Anthony Cronin, in his book No Laughing Matter, says that the setting of the book is the Irish midlands: Hell is situated somewhere near Tullamore.
In a sense, Flann O’Brien himself is the tragedy of the story. After Longman rejected his manuscript, he confined his output to whatever would bring him drinking money. Even The Dalkey Archive is a reprise of some of the material in The Third Policeman and there is a suggestion that he was the author of some of the detective stories in Irish that were popular in the mid-century – Reics Carlo san Aifric is an example that comes to mind. Fortunately, his reputation was saved by The Irish Times and his Cruiskeen Lawn writings.
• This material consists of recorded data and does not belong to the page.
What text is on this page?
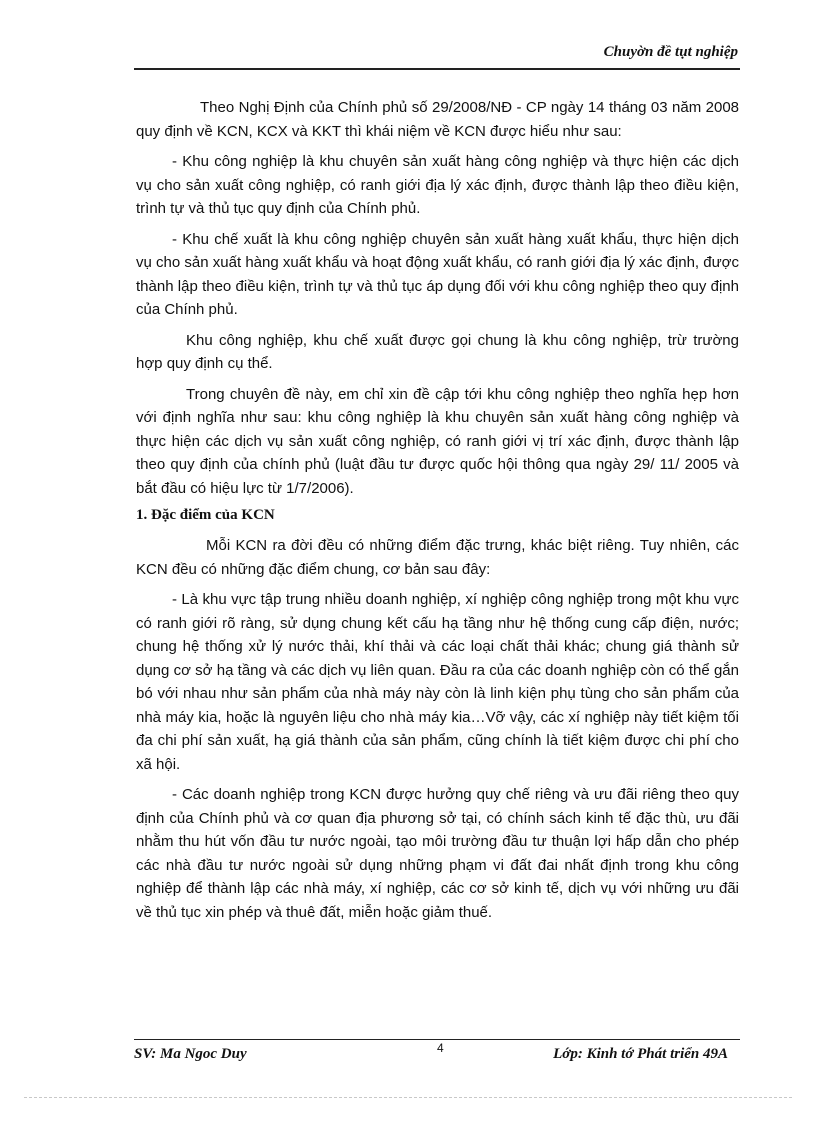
Chuyờn đề tụt nghiệp

Theo Nghị Định của Chính phủ số 29/2008/NĐ - CP ngày 14 tháng 03 năm 2008 quy định về KCN, KCX và KKT thì khái niệm về KCN được hiểu như sau:

- Khu công nghiệp là khu chuyên sản xuất hàng công nghiệp và thực hiện các dịch vụ cho sản xuất công nghiệp, có ranh giới địa lý xác định, được thành lập theo điều kiện, trình tự và thủ tục quy định của Chính phủ.

- Khu chế xuất là khu công nghiệp chuyên sản xuất hàng xuất khẩu, thực hiện dịch vụ cho sản xuất hàng xuất khẩu và hoạt động xuất khẩu, có ranh giới địa lý xác định, được thành lập theo điều kiện, trình tự và thủ tục áp dụng đối với khu công nghiệp theo quy định của Chính phủ.

Khu công nghiệp, khu chế xuất được gọi chung là khu công nghiệp, trừ trường hợp quy định cụ thể.

Trong chuyên đề này, em chỉ xin đề cập tới khu công nghiệp theo nghĩa hẹp hơn với định nghĩa như sau: khu công nghiệp là khu chuyên sản xuất hàng công nghiệp và thực hiện các dịch vụ sản xuất công nghiệp, có ranh giới vị trí xác định, được thành lập theo quy định của chính phủ (luật đầu tư được quốc hội thông qua ngày 29/ 11/ 2005 và bắt đầu có hiệu lực từ 1/7/2006).

1. Đặc điểm của KCN

Mỗi KCN ra đời đều có những điểm đặc trưng, khác biệt riêng. Tuy nhiên, các KCN đều có những đặc điểm chung, cơ bản sau đây:

- Là khu vực tập trung nhiều doanh nghiệp, xí nghiệp công nghiệp trong một khu vực có ranh giới rõ ràng, sử dụng chung kết cấu hạ tầng như hệ thống cung cấp điện, nước; chung hệ thống xử lý nước thải, khí thải và các loại chất thải khác; chung giá thành sử dụng cơ sở hạ tầng và các dịch vụ liên quan. Đầu ra của các doanh nghiệp còn có thể gắn bó với nhau như sản phẩm của nhà máy này còn là linh kiện phụ tùng cho sản phẩm của nhà máy kia, hoặc là nguyên liệu cho nhà máy kia…Vỡ vậy, các xí nghiệp này tiết kiệm tối đa chi phí sản xuất, hạ giá thành của sản phẩm, cũng chính là tiết kiệm được chi phí cho xã hội.

- Các doanh nghiệp trong KCN được hưởng quy chế riêng và ưu đãi riêng theo quy định của Chính phủ và cơ quan địa phương sở tại, có chính sách kinh tế đặc thù, ưu đãi nhằm thu hút vốn đầu tư nước ngoài, tạo môi trường đầu tư thuận lợi hấp dẫn cho phép các nhà đầu tư nước ngoài sử dụng những phạm vi đất đai nhất định trong khu công nghiệp để thành lập các nhà máy, xí nghiệp, các cơ sở kinh tế, dịch vụ với những ưu đãi về thủ tục xin phép và thuê đất, miễn hoặc giảm thuế.

SV: Ma Ngoc Duy	4	Lớp: Kinh tớ Phát triển 49A
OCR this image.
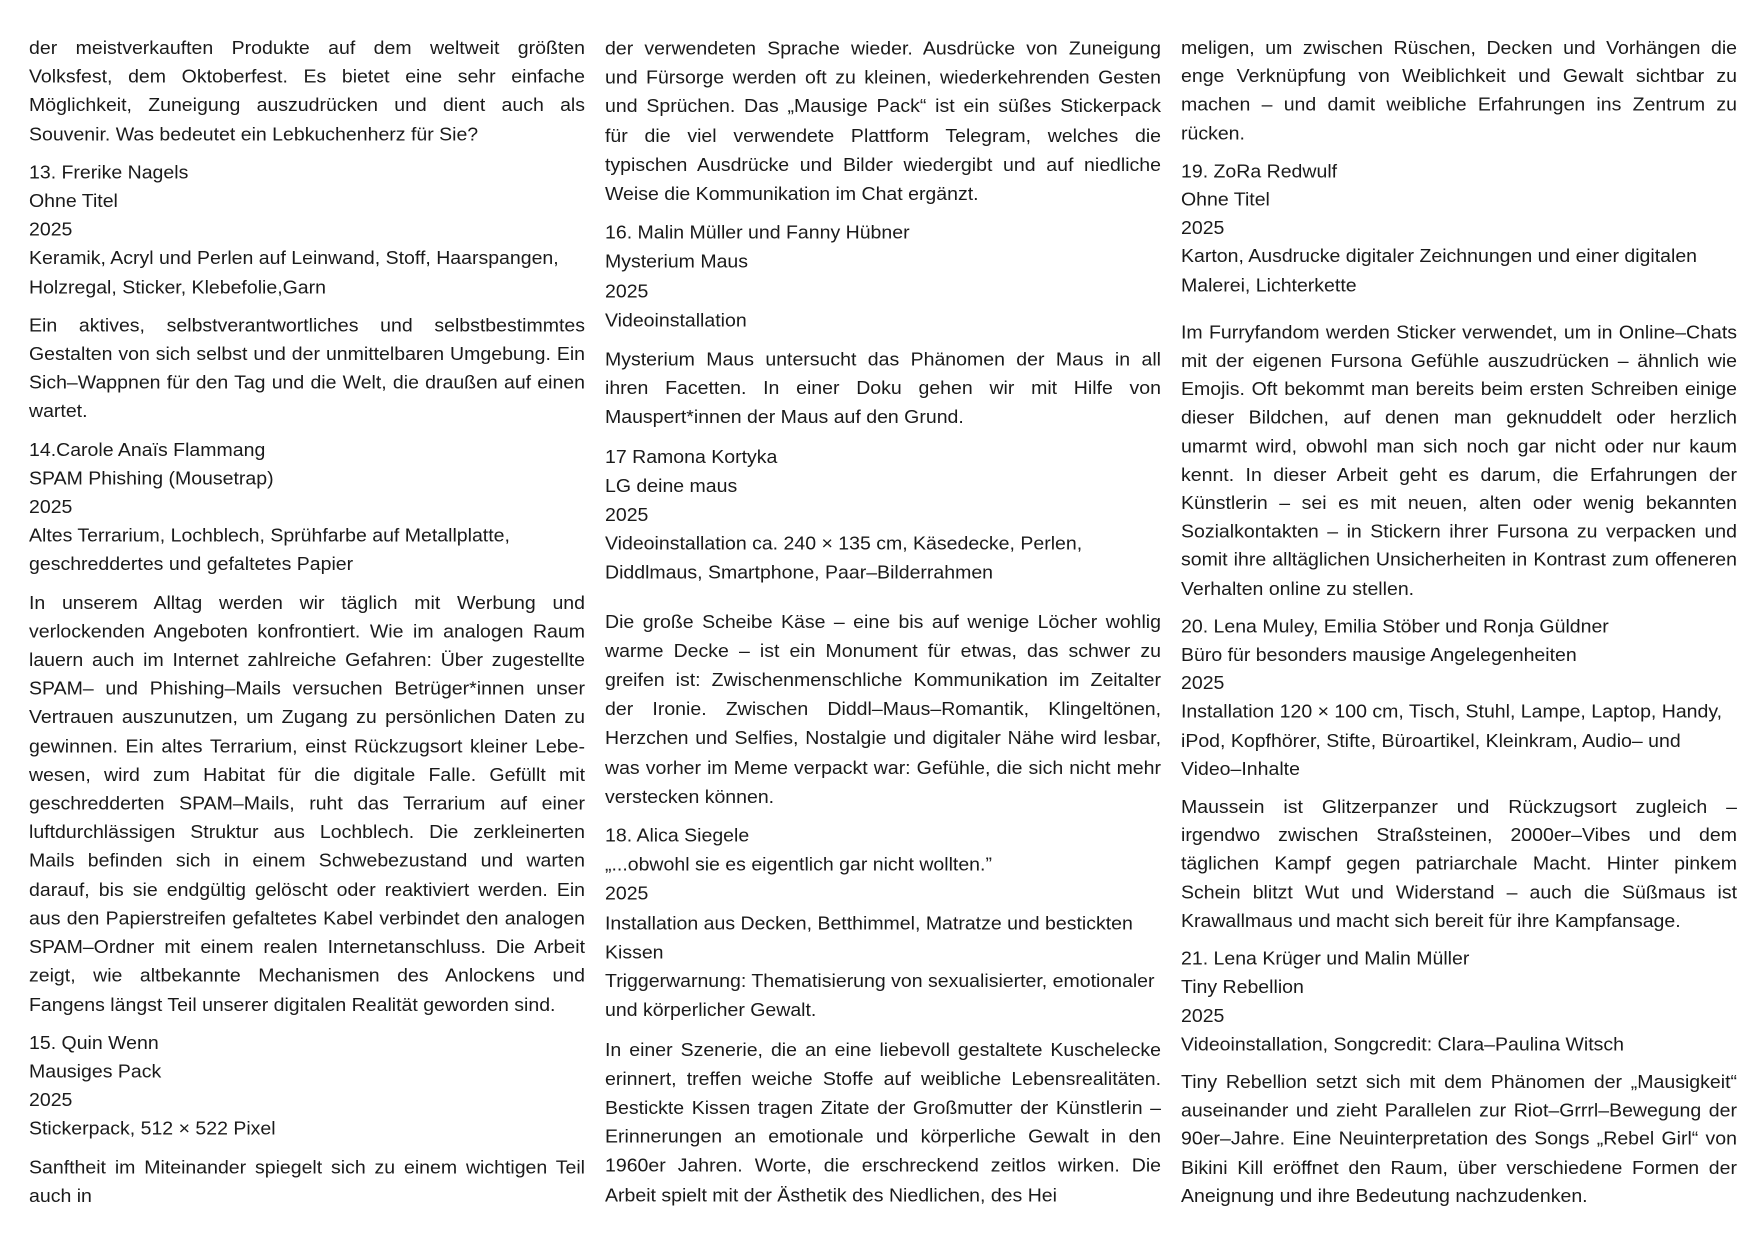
der meistverkauften Produkte auf dem weltweit größten Volksfest, dem Oktoberfest. Es bietet eine sehr einfache Möglichkeit, Zuneigung auszudrücken und dient auch als Souvenir. Was bedeutet ein Lebkuchenherz für Sie?

13. Frerike Nagels
Ohne Titel
2025
Keramik, Acryl und Perlen auf Leinwand, Stoff, Haarspangen, Holzregal, Sticker, Klebefolie,Garn

Ein aktives, selbstverantwortliches und selbstbestimmtes Gestalten von sich selbst und der unmittelbaren Umgebung. Ein Sich–Wappnen für den Tag und die Welt, die draußen auf einen wartet.

14.Carole Anaïs Flammang
SPAM Phishing (Mousetrap)
2025
Altes Terrarium, Lochblech, Sprühfarbe auf Metallplatte, geschreddertes und gefaltetes Papier

In unserem Alltag werden wir täglich mit Werbung und verlockenden Angeboten konfrontiert. Wie im analogen Raum lauern auch im Internet zahlreiche Gefahren: Über zugestellte SPAM– und Phishing–Mails versuchen Betrüger*innen unser Vertrauen auszunutzen, um Zugang zu persönlichen Daten zu gewinnen. Ein altes Terrarium, einst Rückzugsort kleiner Lebewesen, wird zum Habitat für die digitale Falle. Gefüllt mit geschredderten SPAM–Mails, ruht das Terrarium auf einer luftdurchlässigen Struktur aus Lochblech. Die zerkleinerten Mails befinden sich in einem Schwebezustand und warten darauf, bis sie endgültig gelöscht oder reaktiviert werden. Ein aus den Papierstreifen gefaltetes Kabel verbindet den analogen SPAM–Ordner mit einem realen Internetanschluss. Die Arbeit zeigt, wie altbekannte Mechanismen des Anlockens und Fangens längst Teil unserer digitalen Realität geworden sind.

15. Quin Wenn
Mausiges Pack
2025
Stickerpack, 512 × 522 Pixel

Sanftheit im Miteinander spiegelt sich zu einem wichtigen Teil auch in

der verwendeten Sprache wieder. Ausdrücke von Zuneigung und Fürsorge werden oft zu kleinen, wiederkehrenden Gesten und Sprüchen. Das „Mausige Pack“ ist ein süßes Stickerpack für die viel verwendete Plattform Telegram, welches die typischen Ausdrücke und Bilder wiedergibt und auf niedliche Weise die Kommunikation im Chat ergänzt.

16. Malin Müller und Fanny Hübner
Mysterium Maus
2025
Videoinstallation

Mysterium Maus untersucht das Phänomen der Maus in all ihren Facetten. In einer Doku gehen wir mit Hilfe von Mauspert*innen der Maus auf den Grund.

17 Ramona Kortyka
LG deine maus
2025
Videoinstallation ca. 240 × 135 cm, Käsedecke, Perlen, Diddlmaus, Smartphone, Paar–Bilderrahmen

Die große Scheibe Käse – eine bis auf wenige Löcher wohlig warme Decke – ist ein Monument für etwas, das schwer zu greifen ist: Zwischenmenschliche Kommunikation im Zeitalter der Ironie. Zwischen Diddl–Maus–Romantik, Klingeltönen, Herzchen und Selfies, Nostalgie und digitaler Nähe wird lesbar, was vorher im Meme verpackt war: Gefühle, die sich nicht mehr verstecken können.

18. Alica Siegele
„...obwohl sie es eigentlich gar nicht wollten.”
2025
Installation aus Decken, Betthimmel, Matratze und bestickten Kissen
Triggerwarnung: Thematisierung von sexualisierter, emotionaler und körperlicher Gewalt.

In einer Szenerie, die an eine liebevoll gestaltete Kuschelecke erinnert, treffen weiche Stoffe auf weibliche Lebensrealitäten. Bestickte Kissen tragen Zitate der Großmutter der Künstlerin – Erinnerungen an emotionale und körperliche Gewalt in den 1960er Jahren. Worte, die erschreckend zeitlos wirken. Die Arbeit spielt mit der Ästhetik des Niedlichen, des Hei

meligen, um zwischen Rüschen, Decken und Vorhängen die enge Verknüpfung von Weiblichkeit und Gewalt sichtbar zu machen – und damit weibliche Erfahrungen ins Zentrum zu rücken.

19. ZoRa Redwulf
Ohne Titel
2025
Karton, Ausdrucke digitaler Zeichnungen und einer digitalen Malerei, Lichterkette

Im Furryfandom werden Sticker verwendet, um in Online–Chats mit der eigenen Fursona Gefühle auszudrücken – ähnlich wie Emojis. Oft bekommt man bereits beim ersten Schreiben einige dieser Bildchen, auf denen man geknuddelt oder herzlich umarmt wird, obwohl man sich noch gar nicht oder nur kaum kennt. In dieser Arbeit geht es darum, die Erfahrungen der Künstlerin – sei es mit neuen, alten oder wenig bekannten Sozialkontakten – in Stickern ihrer Fursona zu verpacken und somit ihre alltäglichen Unsicherheiten in Kontrast zum offeneren Verhalten online zu stellen.

20. Lena Muley, Emilia Stöber und Ronja Güldner
Büro für besonders mausige Angelegenheiten
2025
Installation 120 × 100 cm, Tisch, Stuhl, Lampe, Laptop, Handy, iPod, Kopfhörer, Stifte, Büroartikel, Kleinkram, Audio– und Video–Inhalte

Maussein ist Glitzerpanzer und Rückzugsort zugleich – irgendwo zwischen Straßsteinen, 2000er–Vibes und dem täglichen Kampf gegen patriarchale Macht. Hinter pinkem Schein blitzt Wut und Widerstand – auch die Süßmaus ist Krawallmaus und macht sich bereit für ihre Kampfansage.

21. Lena Krüger und Malin Müller
Tiny Rebellion
2025
Videoinstallation, Songcredit: Clara–Paulina Witsch

Tiny Rebellion setzt sich mit dem Phänomen der „Mausigkeit“ auseinander und zieht Parallelen zur Riot–Grrrl–Bewegung der 90er–Jahre. Eine Neuinterpretation des Songs „Rebel Girl“ von Bikini Kill eröffnet den Raum, über verschiedene Formen der Aneignung und ihre Bedeutung nachzudenken.
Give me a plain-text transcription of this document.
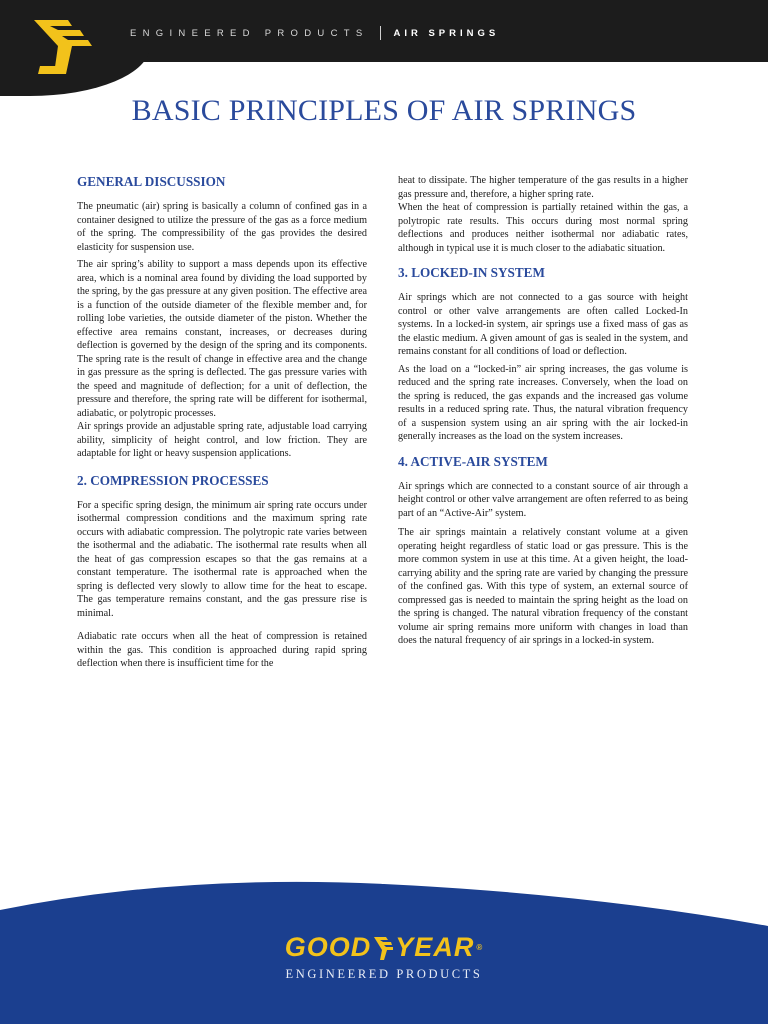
ENGINEERED PRODUCTS	AIR SPRINGS
BASIC PRINCIPLES OF AIR SPRINGS
GENERAL DISCUSSION

The pneumatic (air) spring is basically a column of confined gas in a container designed to utilize the pressure of the gas as a force medium of the spring. The compressibility of the gas provides the desired elasticity for suspension use.

The air spring’s ability to support a mass depends upon its effective area, which is a nominal area found by dividing the load supported by the spring, by the gas pressure at any given position. The effective area is a function of the outside diameter of the flexible member and, for rolling lobe varieties, the outside diameter of the piston. Whether the effective area remains constant, increases, or decreases during deflection is governed by the design of the spring and its components. The spring rate is the result of change in effective area and the change in gas pressure as the spring is deflected. The gas pressure varies with the speed and magnitude of deflection; for a unit of deflection, the pressure and therefore, the spring rate will be different for isothermal, adiabatic, or polytropic processes.

Air springs provide an adjustable spring rate, adjustable load carrying ability, simplicity of height control, and low friction. They are adaptable for light or heavy suspension applications.

2. COMPRESSION PROCESSES

For a specific spring design, the minimum air spring rate occurs under isothermal compression conditions and the maximum spring rate occurs with adiabatic compression. The polytropic rate varies between the isothermal and the adiabatic. The isothermal rate results when all the heat of gas compression escapes so that the gas remains at a constant temperature. The isothermal rate is approached when the spring is deflected very slowly to allow time for the heat to escape. The gas temperature remains constant, and the gas pressure rise is minimal.

Adiabatic rate occurs when all the heat of compression is retained within the gas. This condition is approached during rapid spring deflection when there is insufficient time for the

heat to dissipate. The higher temperature of the gas results in a higher gas pressure and, therefore, a higher spring rate.

When the heat of compression is partially retained within the gas, a polytropic rate results. This occurs during most normal spring deflections and produces neither isothermal nor adiabatic rates, although in typical use it is much closer to the adiabatic situation.

3. LOCKED-IN SYSTEM

Air springs which are not connected to a gas source with height control or other valve arrangements are often called Locked-In systems. In a locked-in system, air springs use a fixed mass of gas as the elastic medium. A given amount of gas is sealed in the system, and remains constant for all conditions of load or deflection.

As the load on a “locked-in” air spring increases, the gas volume is reduced and the spring rate increases. Conversely, when the load on the spring is reduced, the gas expands and the increased gas volume results in a reduced spring rate. Thus, the natural vibration frequency of a suspension system using an air spring with the air locked-in generally increases as the load on the system increases.

4. ACTIVE-AIR SYSTEM

Air springs which are connected to a constant source of air through a height control or other valve arrangement are often referred to as being part of an “Active-Air” system.

The air springs maintain a relatively constant volume at a given operating height regardless of static load or gas pressure. This is the more common system in use at this time. At a given height, the load-carrying ability and the spring rate are varied by changing the pressure of the confined gas. With this type of system, an external source of compressed gas is needed to maintain the spring height as the load on the spring is changed. The natural vibration frequency of the constant volume air spring remains more uniform with changes in load than does the natural frequency of air springs in a locked-in system.

GOOD YEAR ®
ENGINEERED PRODUCTS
In these pages some months back, FD-G reviewed a biography of Tom Clarke, the Abu Bakr behind the 1916 Rising in Dublin. That book mentions in passing that one of the occasional visitors to Clarke’s tobacconist shop was the young Robert Smyllie. He was an enthusiastic Carsonite and would argue the toss with the older man, whom he often visited in search of funds ‘to save me from the Liffey, or at least from the pawnshops.’
It is an intriguing image: the young bohemian, a Trinity student, coming to the principal conspirator in the kingdom for a handout, and being graciously received. Go forward 20 years and he is now Bertie Smyllie, editor of the leading Unionist and Protestant paper in the country. Determined to make it appeal to a broader readership, he invites Flann O’Brien who has been pestering the paper with mildly libelous letters, to write a daily column at two guineas a time. Thus was Myles na gCopaleen born and his many brilliant creations – the Brother, Keats and Chapman, the Plain People of Ireland, the book-reading service.
In the years ahead, it would provide material that rarely fell below excellent. I like to wonder whether today’s Ireland owes a greater debt to the scheming Clarke or the roistering Smyllie.